Wednesday, October 19, 2005

Madonna - Confessions on a Dance Floor (WEA)

In a 1998 edition of DJ I referred to ‘Ray Of Light’ as “a great William Orbit album that just happens to have Madonna signing on it.” The same could almost be said of this new one, in which Stuart Price a/k/a Les Rhythmes Digitales packs a big, throbbing, non-stop punch disco while Madonna surfs the wave and interrupts the occasionally genius house with tales of New York city freaks and, ahem, domestic bliss in Wiltshire. Aside from the lead single ‘Hung Up’, the Chicane-esque ‘Get Together’ and the Mirwais reunion for a Moroder-sampling ‘Future Lovers’ are the main highlights.

Monday, October 10, 2005

Eyeless In Gaza - No Noise, The Very Best Of… (Cherry Red)

A 22-track, 25-year anniversary compilation is a fitting consolation prize for a band that were for so long ‘almost… but not quite’. As pure target market for eighties experimental pop I saw them on the fringes all the time (Smash Hits was great in those days, all you needed was an interesting idea or picture to get in their pages). But they never went one stage further into radio play territory – which is where the disappointment lies. If only they had they would – and I am 99% certain of this – been huge.

All the right elements were there but, before you think I’m labelling them as a sort of B-division Talk Talk, it’s worth remembering that Eyeless In Gaza weren’t copyists or chasing after other people’s glories. They had a unique sound, of which Martyn Bates’ Joe Strummer-esque howl was the centre point. “Martyn is one of the great white soul singer voices,” Alan McGee says on the sleeve notes, “by soul I mean Ian Curtis, not Jamiroquai…”

If the E’s in your collection include Eno, 808 State, Einstürzende Neubauten and Echo and the Bunnymen then there’s a place for this alongside them. It’s just a pity that a compilation subtitled The Very Best Of comes with such a measly eight-page booklet!

Tuesday, October 04, 2005

Various - This Is Not Retro, This Is The Eighties Up To Date (TINR)

The best website for eighties music is by far remembertheeighties.com, which has been a labour of love for Richard Evans for several years. It remembers the decade from a British perspective for a start, and has tracked down many singers and bands that time might have otherwise forgotten.
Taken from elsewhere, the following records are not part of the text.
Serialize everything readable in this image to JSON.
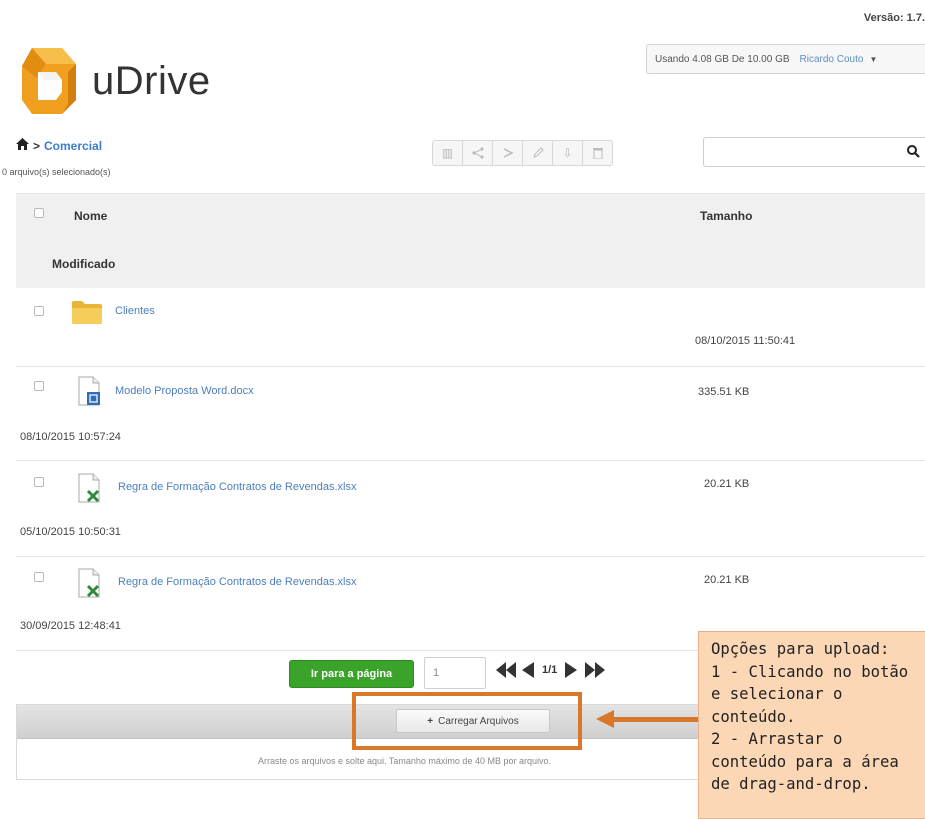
{
  "header": {
    "version": "Versão: 1.7.",
    "app_name": "uDrive",
    "usage_text": "Usando 4.08 GB De 10.00 GB",
    "user_name": "Ricardo Couto",
    "colors": {
      "logo_orange": "#f0a01e",
      "logo_orange_dark": "#d27f10",
      "link_blue": "#3d7cc9"
    }
  },
  "breadcrumb": {
    "home_icon": "home-icon",
    "separator": ">",
    "folder": "Comercial"
  },
  "selection_status": "0 arquivo(s) selecionado(s)",
  "toolbar": {
    "buttons": [
      "copy-icon",
      "share-icon",
      "move-icon",
      "edit-icon",
      "download-icon",
      "trash-icon"
    ]
  },
  "search": {
    "placeholder": "",
    "icon": "search-icon"
  },
  "table": {
    "headers": {
      "name": "Nome",
      "size": "Tamanho",
      "modified": "Modificado"
    },
    "rows": [
      {
        "icon": "folder-icon",
        "name": "Clientes",
        "size": "",
        "modified": "08/10/2015 11:50:41"
      },
      {
        "icon": "word-file-icon",
        "name": "Modelo Proposta Word.docx",
        "size": "335.51 KB",
        "modified": "08/10/2015 10:57:24"
      },
      {
        "icon": "excel-file-icon",
        "name": "Regra de Formação Contratos de Revendas.xlsx",
        "size": "20.21 KB",
        "modified": "05/10/2015 10:50:31"
      },
      {
        "icon": "excel-file-icon",
        "name": "Regra de Formação Contratos de Revendas.xlsx",
        "size": "20.21 KB",
        "modified": "30/09/2015 12:48:41"
      }
    ]
  },
  "pagination": {
    "goto_label": "Ir para a página",
    "page_value": "1",
    "page_text": "1/1",
    "colors": {
      "goto_green": "#3aa32a"
    }
  },
  "upload": {
    "button_label": "Carregar Arquivos",
    "drop_text": "Arraste os arquivos e solte aqui. Tamanho máximo de 40 MB por arquivo."
  },
  "annotation": {
    "lines": [
      "Opções para upload:",
      "1 - Clicando no botão",
      "e selecionar o",
      "conteúdo.",
      "2 - Arrastar o",
      "conteúdo para a área",
      "de drag-and-drop."
    ],
    "colors": {
      "box": "#fbd7b6",
      "outline": "#d8782a"
    }
  }
}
So it’s only right that he gives a platform for some of them and the new material they’re working on today. So where are they now? Well Howard Jones is in euro trance territory. Kajagoogoo have bought a drum machine and headed a long way off from Ellis Beggs and Howard. Peter Cox is sitting firmly in the middle of the road. The Alarm, though, are exactly where you last saw them, and haven’t dropped any quality control. Perhaps most impressive is a delicate and melodic new one from Pete Coyle of the Lotus Eaters.

You can’t help but skip on with a sense of browsing a ‘Friends Reunited’ for your record collection - and find out what everyone else is up to these days. My only worry about this album is commercial – would a Sigue Sigue Sputnik fan really be interested in something with Modern Romance on it? Either way, if you want to catch up with everyone from Nik Kewshaw to Heaven 17 to Toyah, this is the place.

Various – GRLZ, Women Ahead of Their Time (Crippled Dick Hot Wax)

It’s the stories behind the songwriters that makes this album an artefact. As Vivien Goldman says in the liner notes, “Most of the voices here blossomed, bloomed, then flared out into free-fall like bright fireworks.” Which makes hearing stuff like The Slits’ I Heard It Through The Grapevine and Anna Domino’s Zanna even more important.

There really were a lot of breakthrough female artists in the early eighties, writing and presenting pop music in truly new ways. But have things really changed if you’re new and exciting and female? Or are we stuck in a compromise where the path to success – and we should ask Jem – is just to be the new Dido? “There was a high turnover among these girl groovers who,” Goldman writes as if ’83 was ’06, “found touring a hard combo with motherhood, or the pressures of eternal infancy thrust upon female pop performers just too much of a pain.”